Affected patients present with symptoms of one or more of meningitis (headache and neck ache), encephalitis (delirium, tremor, seizures, or psychiatric symptoms), and myelitis (sensory symptoms and weakness). Optic disc papillitis (blurred vision) is common. CNS inflammation is evident in characteristic T1 postgadolinium enhancement of GFAP-enriched CNS regions, and lymphocytic cerebrospinal fluid (CSF) white cell count elevation. CSF is more reliable than serum for GFAP-immunoglobulin G (IgG) testing. Ovarian teratoma commonly coexists, particularly among patients with accompanying N-methyl-D-aspartate receptor or aquaporin-4 autoimmunity. Parainfectious autoimmunity is suspected in some other patients, though the culprit organism is rarely verified. Pathophysiologic relevance of T cells is underscored by neuropathology and cases of dysregulated T-cell function (HIV or checkpoint inhibitor cancer therapy). Corticosteroid-responsiveness is a hallmark of the disease. Relapses occur in approximately 20% of patients, necessitating transition to a steroid-sparing drug.
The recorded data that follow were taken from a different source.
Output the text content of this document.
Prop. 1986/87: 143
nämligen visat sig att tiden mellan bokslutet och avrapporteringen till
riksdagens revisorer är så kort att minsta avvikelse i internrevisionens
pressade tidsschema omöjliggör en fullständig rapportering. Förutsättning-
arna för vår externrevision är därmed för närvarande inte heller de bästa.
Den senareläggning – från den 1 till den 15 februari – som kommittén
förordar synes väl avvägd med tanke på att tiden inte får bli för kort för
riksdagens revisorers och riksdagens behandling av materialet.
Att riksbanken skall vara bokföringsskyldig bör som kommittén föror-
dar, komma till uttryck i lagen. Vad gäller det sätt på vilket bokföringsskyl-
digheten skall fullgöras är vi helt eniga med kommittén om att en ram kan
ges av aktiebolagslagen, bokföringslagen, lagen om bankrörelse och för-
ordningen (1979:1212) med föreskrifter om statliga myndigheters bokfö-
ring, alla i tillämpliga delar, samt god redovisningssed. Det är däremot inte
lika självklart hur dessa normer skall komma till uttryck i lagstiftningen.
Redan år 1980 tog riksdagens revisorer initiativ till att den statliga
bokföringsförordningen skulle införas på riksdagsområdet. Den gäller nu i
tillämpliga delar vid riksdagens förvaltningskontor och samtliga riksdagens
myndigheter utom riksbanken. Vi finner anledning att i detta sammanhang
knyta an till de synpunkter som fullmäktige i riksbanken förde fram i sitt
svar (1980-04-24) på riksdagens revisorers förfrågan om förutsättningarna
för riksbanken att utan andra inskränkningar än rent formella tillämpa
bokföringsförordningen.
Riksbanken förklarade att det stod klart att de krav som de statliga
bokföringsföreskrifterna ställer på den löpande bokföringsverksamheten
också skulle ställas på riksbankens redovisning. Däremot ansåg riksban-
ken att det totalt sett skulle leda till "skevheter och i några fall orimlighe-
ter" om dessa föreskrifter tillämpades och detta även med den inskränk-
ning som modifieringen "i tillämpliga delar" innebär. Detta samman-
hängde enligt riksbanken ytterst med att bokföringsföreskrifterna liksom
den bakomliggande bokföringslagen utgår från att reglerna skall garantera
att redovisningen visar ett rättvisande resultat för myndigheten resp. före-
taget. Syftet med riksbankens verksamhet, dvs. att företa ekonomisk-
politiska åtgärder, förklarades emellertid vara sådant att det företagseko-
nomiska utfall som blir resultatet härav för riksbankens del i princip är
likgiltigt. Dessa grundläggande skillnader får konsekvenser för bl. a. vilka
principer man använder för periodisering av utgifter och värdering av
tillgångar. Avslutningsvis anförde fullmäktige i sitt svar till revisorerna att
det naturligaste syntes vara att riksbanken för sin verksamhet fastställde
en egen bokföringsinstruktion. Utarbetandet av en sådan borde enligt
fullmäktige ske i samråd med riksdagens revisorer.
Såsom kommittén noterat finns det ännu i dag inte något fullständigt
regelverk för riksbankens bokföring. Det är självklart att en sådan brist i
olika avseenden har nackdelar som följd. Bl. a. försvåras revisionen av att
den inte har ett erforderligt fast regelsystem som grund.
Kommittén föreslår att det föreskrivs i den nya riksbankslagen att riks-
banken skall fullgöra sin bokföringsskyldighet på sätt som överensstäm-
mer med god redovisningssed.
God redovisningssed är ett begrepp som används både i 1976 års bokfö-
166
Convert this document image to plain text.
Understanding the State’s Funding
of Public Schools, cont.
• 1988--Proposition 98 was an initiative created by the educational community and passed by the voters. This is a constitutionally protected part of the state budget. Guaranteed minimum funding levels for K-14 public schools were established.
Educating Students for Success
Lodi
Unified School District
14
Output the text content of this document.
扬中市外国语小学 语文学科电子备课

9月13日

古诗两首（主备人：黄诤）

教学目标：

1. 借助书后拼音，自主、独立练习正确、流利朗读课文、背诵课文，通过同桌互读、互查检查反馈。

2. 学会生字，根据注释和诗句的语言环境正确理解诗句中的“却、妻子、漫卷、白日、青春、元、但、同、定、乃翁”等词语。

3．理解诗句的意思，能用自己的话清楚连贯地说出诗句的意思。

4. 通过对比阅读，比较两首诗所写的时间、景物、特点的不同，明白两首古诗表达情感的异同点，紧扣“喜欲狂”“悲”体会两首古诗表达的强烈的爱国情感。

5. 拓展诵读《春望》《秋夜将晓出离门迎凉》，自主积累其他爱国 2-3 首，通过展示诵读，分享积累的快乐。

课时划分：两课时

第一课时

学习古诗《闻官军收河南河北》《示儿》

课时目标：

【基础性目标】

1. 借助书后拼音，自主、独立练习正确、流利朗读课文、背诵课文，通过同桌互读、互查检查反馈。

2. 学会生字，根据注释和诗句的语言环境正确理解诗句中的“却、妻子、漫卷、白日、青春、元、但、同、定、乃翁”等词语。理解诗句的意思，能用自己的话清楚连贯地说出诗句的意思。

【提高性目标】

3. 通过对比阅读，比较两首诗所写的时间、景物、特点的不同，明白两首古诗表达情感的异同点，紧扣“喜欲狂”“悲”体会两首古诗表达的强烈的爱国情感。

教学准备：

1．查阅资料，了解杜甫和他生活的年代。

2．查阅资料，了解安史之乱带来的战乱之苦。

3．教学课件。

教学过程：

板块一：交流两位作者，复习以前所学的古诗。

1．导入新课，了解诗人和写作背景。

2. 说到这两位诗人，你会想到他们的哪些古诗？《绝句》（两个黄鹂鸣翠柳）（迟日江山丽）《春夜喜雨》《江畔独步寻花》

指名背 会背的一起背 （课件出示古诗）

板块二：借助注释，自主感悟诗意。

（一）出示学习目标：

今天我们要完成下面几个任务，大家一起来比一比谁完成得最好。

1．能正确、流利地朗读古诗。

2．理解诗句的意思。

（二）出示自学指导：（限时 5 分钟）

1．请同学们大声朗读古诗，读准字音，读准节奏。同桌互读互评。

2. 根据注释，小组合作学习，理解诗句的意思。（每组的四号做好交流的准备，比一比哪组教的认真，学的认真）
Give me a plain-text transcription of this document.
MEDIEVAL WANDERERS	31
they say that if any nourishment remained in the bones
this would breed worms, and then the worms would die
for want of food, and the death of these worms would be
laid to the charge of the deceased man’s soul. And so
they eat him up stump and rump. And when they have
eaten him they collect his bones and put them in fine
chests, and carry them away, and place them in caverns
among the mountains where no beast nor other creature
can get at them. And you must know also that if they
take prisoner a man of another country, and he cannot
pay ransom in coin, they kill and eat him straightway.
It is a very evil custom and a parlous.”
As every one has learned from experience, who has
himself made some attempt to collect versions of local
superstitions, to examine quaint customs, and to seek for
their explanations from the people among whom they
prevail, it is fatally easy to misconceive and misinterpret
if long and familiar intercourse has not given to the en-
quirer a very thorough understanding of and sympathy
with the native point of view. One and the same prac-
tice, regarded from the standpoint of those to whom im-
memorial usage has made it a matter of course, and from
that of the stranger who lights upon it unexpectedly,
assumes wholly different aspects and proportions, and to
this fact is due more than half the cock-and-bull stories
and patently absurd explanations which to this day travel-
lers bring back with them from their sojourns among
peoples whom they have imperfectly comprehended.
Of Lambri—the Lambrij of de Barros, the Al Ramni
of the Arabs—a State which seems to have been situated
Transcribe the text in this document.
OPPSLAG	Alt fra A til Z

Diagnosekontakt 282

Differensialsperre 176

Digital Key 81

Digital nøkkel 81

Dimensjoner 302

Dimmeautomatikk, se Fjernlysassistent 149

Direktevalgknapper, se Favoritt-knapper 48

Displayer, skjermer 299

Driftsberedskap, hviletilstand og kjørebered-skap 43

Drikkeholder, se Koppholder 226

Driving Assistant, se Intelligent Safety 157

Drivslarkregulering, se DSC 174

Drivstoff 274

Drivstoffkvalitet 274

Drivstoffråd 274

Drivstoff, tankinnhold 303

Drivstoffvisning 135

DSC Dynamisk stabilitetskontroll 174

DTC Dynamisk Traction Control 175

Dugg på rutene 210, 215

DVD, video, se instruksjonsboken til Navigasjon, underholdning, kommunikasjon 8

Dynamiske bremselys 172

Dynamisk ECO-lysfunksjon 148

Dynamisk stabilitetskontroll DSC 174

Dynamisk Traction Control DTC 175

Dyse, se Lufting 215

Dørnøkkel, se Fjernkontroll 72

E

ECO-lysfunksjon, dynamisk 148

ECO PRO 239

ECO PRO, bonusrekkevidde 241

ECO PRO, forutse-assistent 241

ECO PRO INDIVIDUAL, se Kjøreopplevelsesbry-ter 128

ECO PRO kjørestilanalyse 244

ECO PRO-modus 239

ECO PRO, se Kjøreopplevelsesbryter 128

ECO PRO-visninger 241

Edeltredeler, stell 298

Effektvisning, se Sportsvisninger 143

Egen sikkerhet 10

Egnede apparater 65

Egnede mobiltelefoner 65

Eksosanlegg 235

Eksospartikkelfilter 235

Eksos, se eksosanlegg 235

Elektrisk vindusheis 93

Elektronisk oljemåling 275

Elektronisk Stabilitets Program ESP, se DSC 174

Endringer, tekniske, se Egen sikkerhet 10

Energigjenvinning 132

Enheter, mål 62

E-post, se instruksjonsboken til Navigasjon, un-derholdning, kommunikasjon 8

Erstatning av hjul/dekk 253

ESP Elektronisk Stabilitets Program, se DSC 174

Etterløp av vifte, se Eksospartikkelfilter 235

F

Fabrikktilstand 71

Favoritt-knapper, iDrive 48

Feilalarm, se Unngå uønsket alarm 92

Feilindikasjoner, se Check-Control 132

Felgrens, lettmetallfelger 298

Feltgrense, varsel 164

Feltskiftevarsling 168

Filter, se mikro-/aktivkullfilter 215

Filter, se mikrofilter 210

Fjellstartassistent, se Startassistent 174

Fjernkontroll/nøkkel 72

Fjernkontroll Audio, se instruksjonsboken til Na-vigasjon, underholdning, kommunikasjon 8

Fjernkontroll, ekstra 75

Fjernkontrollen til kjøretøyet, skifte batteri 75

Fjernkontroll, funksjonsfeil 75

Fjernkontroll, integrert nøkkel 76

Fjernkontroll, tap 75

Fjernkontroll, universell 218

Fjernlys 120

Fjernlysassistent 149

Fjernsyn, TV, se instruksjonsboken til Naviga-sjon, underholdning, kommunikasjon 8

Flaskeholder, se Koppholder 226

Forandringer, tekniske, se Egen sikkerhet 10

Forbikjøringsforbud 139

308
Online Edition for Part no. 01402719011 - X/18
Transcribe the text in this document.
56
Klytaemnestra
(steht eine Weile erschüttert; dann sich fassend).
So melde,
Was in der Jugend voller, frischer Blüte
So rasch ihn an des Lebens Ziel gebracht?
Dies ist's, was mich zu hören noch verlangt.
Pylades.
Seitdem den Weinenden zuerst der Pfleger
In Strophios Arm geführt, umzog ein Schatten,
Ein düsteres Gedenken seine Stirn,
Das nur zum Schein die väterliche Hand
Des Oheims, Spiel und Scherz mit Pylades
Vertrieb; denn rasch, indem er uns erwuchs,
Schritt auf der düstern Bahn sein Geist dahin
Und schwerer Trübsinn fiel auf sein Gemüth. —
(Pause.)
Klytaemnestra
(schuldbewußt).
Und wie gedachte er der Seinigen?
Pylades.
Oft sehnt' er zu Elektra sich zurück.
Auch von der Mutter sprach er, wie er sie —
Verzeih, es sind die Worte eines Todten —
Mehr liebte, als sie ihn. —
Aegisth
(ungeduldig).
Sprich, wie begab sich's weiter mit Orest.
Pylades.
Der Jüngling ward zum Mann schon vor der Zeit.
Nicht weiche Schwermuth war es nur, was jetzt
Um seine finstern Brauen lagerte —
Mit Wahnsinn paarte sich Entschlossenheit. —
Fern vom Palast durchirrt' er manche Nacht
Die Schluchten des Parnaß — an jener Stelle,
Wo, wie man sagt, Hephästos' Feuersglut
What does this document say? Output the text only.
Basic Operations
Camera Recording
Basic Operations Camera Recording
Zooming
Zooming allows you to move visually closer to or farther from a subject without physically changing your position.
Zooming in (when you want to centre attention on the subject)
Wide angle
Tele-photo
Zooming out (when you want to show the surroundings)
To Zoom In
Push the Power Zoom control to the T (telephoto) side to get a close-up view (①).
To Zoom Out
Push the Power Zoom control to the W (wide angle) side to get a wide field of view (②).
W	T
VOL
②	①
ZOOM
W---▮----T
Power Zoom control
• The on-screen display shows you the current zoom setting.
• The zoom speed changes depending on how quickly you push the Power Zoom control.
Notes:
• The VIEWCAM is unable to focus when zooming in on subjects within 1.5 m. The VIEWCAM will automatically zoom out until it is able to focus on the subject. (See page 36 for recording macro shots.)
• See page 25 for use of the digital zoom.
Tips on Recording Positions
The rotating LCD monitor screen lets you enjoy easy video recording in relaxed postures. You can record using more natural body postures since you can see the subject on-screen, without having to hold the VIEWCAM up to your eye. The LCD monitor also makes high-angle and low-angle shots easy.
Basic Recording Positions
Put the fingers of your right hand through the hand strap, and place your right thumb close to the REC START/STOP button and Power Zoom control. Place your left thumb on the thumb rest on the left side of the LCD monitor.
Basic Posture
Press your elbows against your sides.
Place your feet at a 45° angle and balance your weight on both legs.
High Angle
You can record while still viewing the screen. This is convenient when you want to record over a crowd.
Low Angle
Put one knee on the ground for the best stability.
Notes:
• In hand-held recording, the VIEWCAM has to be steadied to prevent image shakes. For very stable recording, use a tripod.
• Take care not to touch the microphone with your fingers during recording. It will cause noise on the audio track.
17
Reported outcomes vary, though in the authors' experience, early and sustained intervention usually portends recovery.

SUMMARY

Autoimmune GFAP astrocytopathy is a treatable autoimmune CNS disease diagnosable by GFAP-IgG testing in CSF. This disease presents opportunities to explore novel mechanisms of CNS autoimmunity and inflammation.

摘要

目的综述

描述一种最近被认识到的自身免疫性、炎症性中枢神经系统(CNS)疾病,即自身免疫性神经胶质纤维酸性蛋白(GFAP)星形胶质细胞病。

最近的发现

受影响的患者表现出一种或多种脑膜炎(头痛和颈部疼痛)、脑炎(意识混乱、震颤、癫痫发作或精神症状)和脊髓炎(感觉症状和无力)的症状。视盘乳头炎(视力模糊)很常见。CNS 炎症在富含 GFAP 的 CNS 区域的特征性 T1 钆后增强以及淋巴细胞性脑脊液(CSF)白细胞计数升高中明显。CSF 比血清更可靠用于 GFAP-免疫球蛋白 G(IgG)检测。卵巢畸胎瘤通常共存,特别是在伴有 N-甲基-D-天冬氨酸受体或水通道蛋白-4 自身免疫的患者中。一些其他患者怀疑存在副感染性自身免疫,但很少能证实病原体。神经病理学和失调的 T 细胞功能(HIV 或检查点抑制剂癌症治疗)的病例强调了 T 细胞的病理生理学相关性。皮质类固醇反应性是该疾病的一个标志。大约 20%的患者会复发,需要过渡到类固醇保留药物。报告的结果各不相同,但作者的经验表明,早期和持续的干预通常预示着恢复。

总结

自身免疫性 GFAP 星形胶质细胞病是一种可治疗的自身免疫性 CNS 疾病,可通过 CSF 中的 GFAP-IgG 检测进行诊断。这种疾病为探索 CNS 自身免疫和炎症的新机制提供了机会。